Una de las conductas que más preocupan a los padres es que su hijo pegue. Suele aparecer a partir del año y si actuamos bien puede aprender que no es bueno.

Conforme el niño crece, va adquiriendo la capacidad de hacer cada vez más cosas. Algunas las consideramos positivas, pero otras no tanto. Vamos a hablar de los niños que empiezan a pegar y cómo actuar durante los primeros años parar reducir esa conducta.

Que un niño pegue es algo muy mal visto. La progresión de la sociedad se ha basado entre otras cosas en la contención de la agresividad.

Pero es normal que todos los niños lo hagan.
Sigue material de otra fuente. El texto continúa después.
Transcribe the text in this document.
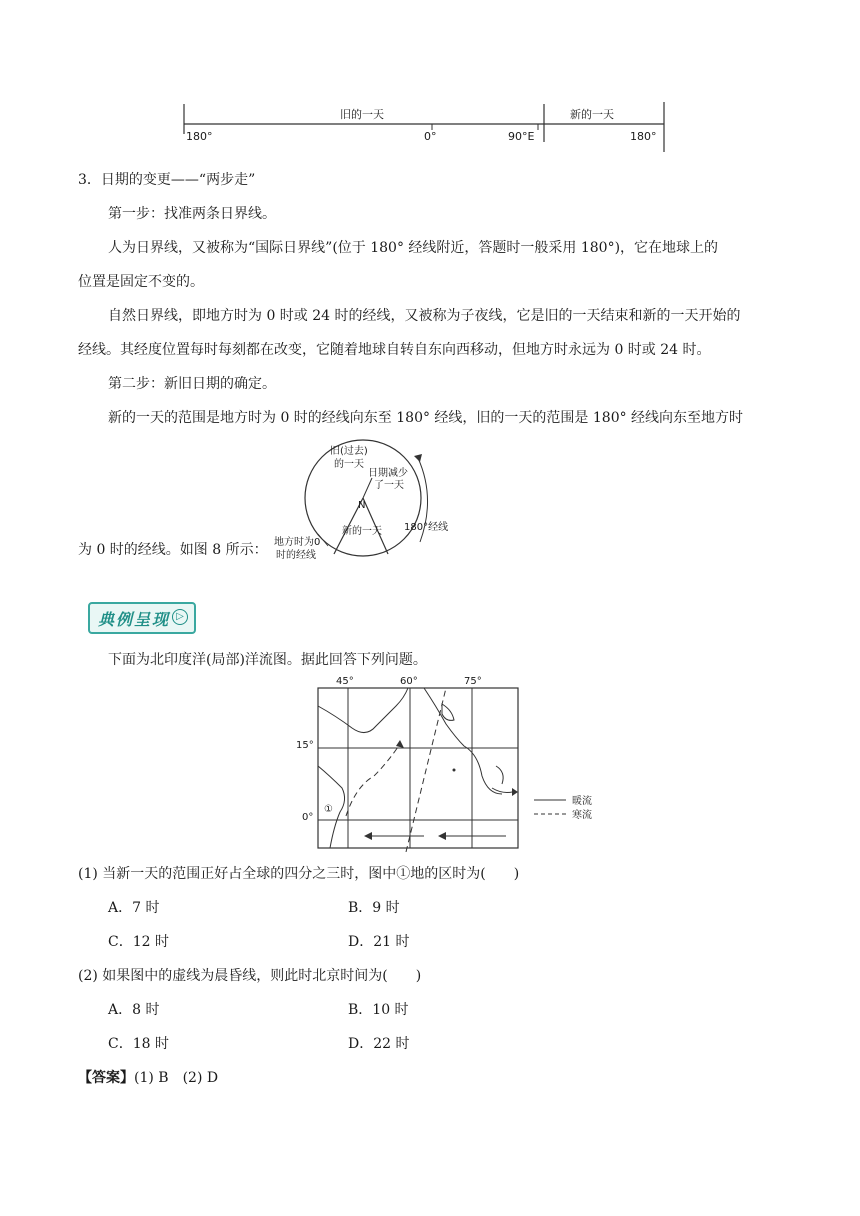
旧的一天	新的一天
180°	0°	90°E	180°
3．日期的变更——“两步走”
第一步：找准两条日界线。
人为日界线，又被称为“国际日界线”(位于 180° 经线附近，答题时一般采用 180°)，它在地球上的
位置是固定不变的。
自然日界线，即地方时为 0 时或 24 时的经线，又被称为子夜线，它是旧的一天结束和新的一天开始的
经线。其经度位置每时每刻都在改变，它随着地球自转自东向西移动，但地方时永远为 0 时或 24 时。
第二步：新旧日期的确定。
新的一天的范围是地方时为 0 时的经线向东至 180° 经线，旧的一天的范围是 180° 经线向东至地方时
为 0 时的经线。如图 8 所示：
旧(过去)
的一天
日期减少
了一天
N
新的一天 180°经线
地方时为0
时的经线
典例呈现 ▷
下面为北印度洋(局部)洋流图。据此回答下列问题。
45°	60°	75°
15°
0°
①
暖流
寒流
(1) 当新一天的范围正好占全球的四分之三时，图中①地的区时为(　　)
A．7 时	B．9 时
C．12 时	D．21 时
(2) 如果图中的虚线为晨昏线，则此时北京时间为(　　)
A．8 时	B．10 时
C．18 时	D．22 时
【答案】(1) B　(2) D
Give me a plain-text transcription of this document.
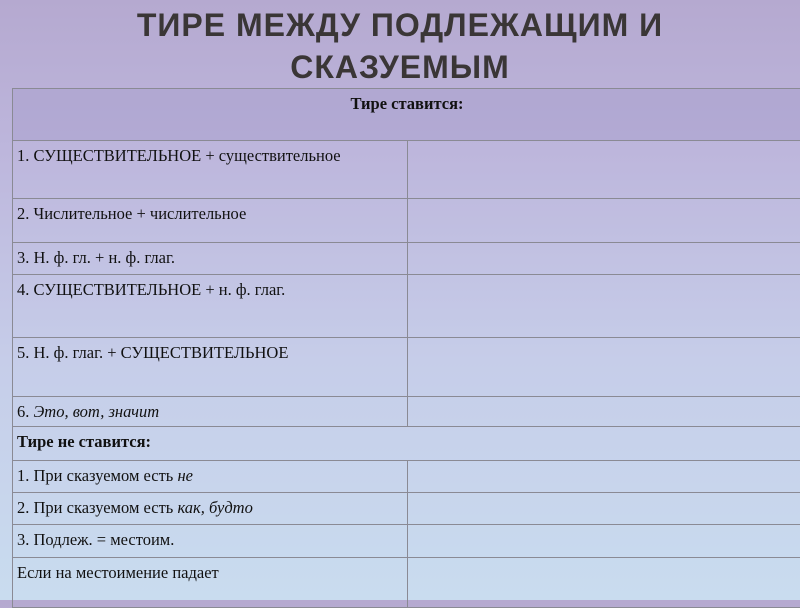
ТИРЕ МЕЖДУ ПОДЛЕЖАЩИМ И
СКАЗУЕМЫМ
Тире ставится:	
1. СУЩЕСТВИТЕЛЬНОЕ + существительное	
2. Числительное + числительное	
3. Н. ф. гл. + н. ф. глаг.	
4. СУЩЕСТВИТЕЛЬНОЕ + н. ф. глаг.	
5. Н. ф. глаг. + СУЩЕСТВИТЕЛЬНОЕ	
6. Это, вот, значит	
Тире не ставится:	
1. При сказуемом есть не	
2. При сказуемом есть как, будто	
3. Подлеж. = местоим.	
Если на местоимение падает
En realidad no es sino la evidencia de que ya tiene la capacidad de hacer daño. Lo importante en los primeros momentos es entender que cuando pega por primera vez no sabe en realidad lo que está haciendo. No usa su fuerza con intención de dañar. En la mayoría de los casos, la primera torta que cualquier padre se ha llevado aparece porque el niño se emociona mientras juega con nosotros o porque ha agitado la mano para «defenderse» de nosotros durante un juego y lo ha hecho con «puntería». En esas ocasiones la postura más lógica es no darle importancia.

Pero poco a poco sí que empieza a hacerse consciente de que esa acción hace daño. Y en algunos casos empieza a hacerse cada vez más frecuente.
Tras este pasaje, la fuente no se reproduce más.